For count layers, auto-precision can also be used surrounding the n counts. For example, the default format string for counts layers in Tplyr is set as a (xxx.x%). This will auto-format the n result based on the maximum summarized value of n within the data. For example:

tplyr_table(tplyr_adsl, TRT01P) %>% 
  add_layer(
    group_count(RACE) %>% 
      set_format_strings(f_str("a (xxx.x%)", n, pct))
  ) %>% 
  build() %>% 
  select(1:3)
#> # A tibble: 3 × 3
#>   row_label1                       var1_Placebo  `var1_Xanomeline High Dose`
#>   <chr>                            <chr>         <chr>                      
#> 1 AMERICAN INDIAN OR ALASKA NATIVE " 0 (  0.0%)" " 1 (  1.2%)"              
#> 2 BLACK OR AFRICAN AMERICAN        " 8 (  9.3%)" " 9 ( 10.7%)"              
#> 3 WHITE                            "78 ( 90.7%)" "74 ( 88.1%)"

Given that the maximum count was >=10 and <100, the integer width for n was assigned as 2. Note that auto-precision for percents will not auto-format based on available percentages. The count filled by a will be based on the n result.
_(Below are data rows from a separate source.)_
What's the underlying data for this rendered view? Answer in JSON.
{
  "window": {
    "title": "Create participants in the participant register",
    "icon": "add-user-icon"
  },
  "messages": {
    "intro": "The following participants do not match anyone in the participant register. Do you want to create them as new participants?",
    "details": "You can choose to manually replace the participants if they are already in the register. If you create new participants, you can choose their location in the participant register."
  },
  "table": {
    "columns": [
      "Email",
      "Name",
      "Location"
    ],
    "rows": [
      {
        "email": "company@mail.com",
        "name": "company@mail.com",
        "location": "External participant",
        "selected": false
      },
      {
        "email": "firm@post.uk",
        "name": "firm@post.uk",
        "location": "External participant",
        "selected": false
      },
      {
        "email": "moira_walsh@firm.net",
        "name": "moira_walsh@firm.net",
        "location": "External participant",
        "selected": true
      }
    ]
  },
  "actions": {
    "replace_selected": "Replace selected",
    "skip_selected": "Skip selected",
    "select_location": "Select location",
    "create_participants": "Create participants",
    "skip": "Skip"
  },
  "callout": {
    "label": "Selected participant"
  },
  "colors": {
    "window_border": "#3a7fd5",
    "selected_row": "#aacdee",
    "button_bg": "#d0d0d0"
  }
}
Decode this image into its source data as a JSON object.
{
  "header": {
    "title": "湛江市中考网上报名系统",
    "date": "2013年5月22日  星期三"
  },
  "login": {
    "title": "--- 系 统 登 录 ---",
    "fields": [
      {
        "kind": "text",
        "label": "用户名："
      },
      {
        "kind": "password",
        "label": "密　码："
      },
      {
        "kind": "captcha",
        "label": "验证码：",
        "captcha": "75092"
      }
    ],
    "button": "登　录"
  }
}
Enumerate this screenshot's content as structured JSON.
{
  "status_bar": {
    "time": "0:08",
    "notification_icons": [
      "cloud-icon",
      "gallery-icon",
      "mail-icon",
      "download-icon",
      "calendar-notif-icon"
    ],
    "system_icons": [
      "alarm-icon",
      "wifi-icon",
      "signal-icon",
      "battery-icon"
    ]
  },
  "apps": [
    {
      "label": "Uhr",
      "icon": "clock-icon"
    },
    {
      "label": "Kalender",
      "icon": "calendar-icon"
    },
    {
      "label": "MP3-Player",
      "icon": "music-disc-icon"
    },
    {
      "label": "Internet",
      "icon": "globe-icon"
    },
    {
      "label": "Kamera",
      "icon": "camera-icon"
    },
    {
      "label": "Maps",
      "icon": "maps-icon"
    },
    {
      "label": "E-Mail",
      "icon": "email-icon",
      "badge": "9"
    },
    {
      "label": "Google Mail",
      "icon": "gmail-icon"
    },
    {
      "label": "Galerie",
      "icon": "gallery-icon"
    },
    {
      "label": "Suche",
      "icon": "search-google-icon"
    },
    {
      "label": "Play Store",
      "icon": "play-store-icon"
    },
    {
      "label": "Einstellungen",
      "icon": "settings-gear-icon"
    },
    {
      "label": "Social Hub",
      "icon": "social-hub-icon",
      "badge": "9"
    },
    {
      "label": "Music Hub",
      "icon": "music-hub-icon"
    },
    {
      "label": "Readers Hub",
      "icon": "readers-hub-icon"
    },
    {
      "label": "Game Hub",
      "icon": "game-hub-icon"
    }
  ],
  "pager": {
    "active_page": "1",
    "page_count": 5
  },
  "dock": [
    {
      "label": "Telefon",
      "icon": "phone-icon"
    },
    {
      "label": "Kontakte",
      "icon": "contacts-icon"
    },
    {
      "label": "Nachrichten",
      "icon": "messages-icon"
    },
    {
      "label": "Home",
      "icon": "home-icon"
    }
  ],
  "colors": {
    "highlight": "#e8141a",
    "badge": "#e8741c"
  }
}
For both layer types, a capital A follows the same logic as X, but is triggered using auto-precision. Take this example of an adverse event table:

tplyr_table(tplyr_adae, TRTA) %>% 
  set_pop_data(tplyr_adsl) %>% 
  set_pop_treat_var(TRT01A) %>% 
  add_layer(
    group_count(AEDECOD) %>% 
      set_format_strings(f_str("a (XX.x%) [A]", distinct_n, distinct_pct, n)) %>% 
      set_distinct_by(USUBJID)
  ) %>% 
  build() %>% 
  select(1:3)
#> # A tibble: 21 × 3
#>    row_label1         var1_Placebo      `var1_Xanomeline High Dose`
#>    <chr>              <chr>             <chr>                      
#>  1 ACTINIC KERATOSIS  " 0  (0.0%)  [0]" " 1  (1.2%)  [1]"          
#>  2 ALOPECIA           " 1  (1.2%)  [1]" " 0  (0.0%)  [0]"          
#>  3 BLISTER            " 0  (0.0%)  [0]" " 1  (1.2%)  [2]"          
#>  4 COLD SWEAT         " 1  (1.2%)  [3]" " 0  (0.0%)  [0]"          
#>  5 DERMATITIS ATOPIC  " 1  (1.2%)  [1]" " 0  (0.0%)  [0]"          
#>  6 DERMATITIS CONTACT " 0  (0.0%)  [0]" " 0  (0.0%)  [0]"          
#>  7 DRUG ERUPTION      " 1  (1.2%)  [1]" " 0  (0.0%)  [0]"          
#>  8 ERYTHEMA           " 9 (10.5%) [13]" "14 (16.7%) [22]"          
#>  9 HYPERHIDROSIS      " 2  (2.3%)  [2]" " 8  (9.5%) [10]"          
#> 10 PRURITUS           " 8  (9.3%) [11]" "26 (31.0%) [38]"          
#> # ℹ 11 more rows

To go over each format group:

  • The distinct n count has been spaced based on the width of the maximum n value
  • The percent field will have a maximum width of 2 characters, but the opening parenthesis will hug the integer of the percent value to the right
  • The event counts within brackets ([]) have been auto formatted based on the maximum n value, and the opening bracket will hug the n count to the right.

This vignette has focused on the specifics of formatting using f_str() objects. For more details on layer specifics, check out the individual layer vignettes.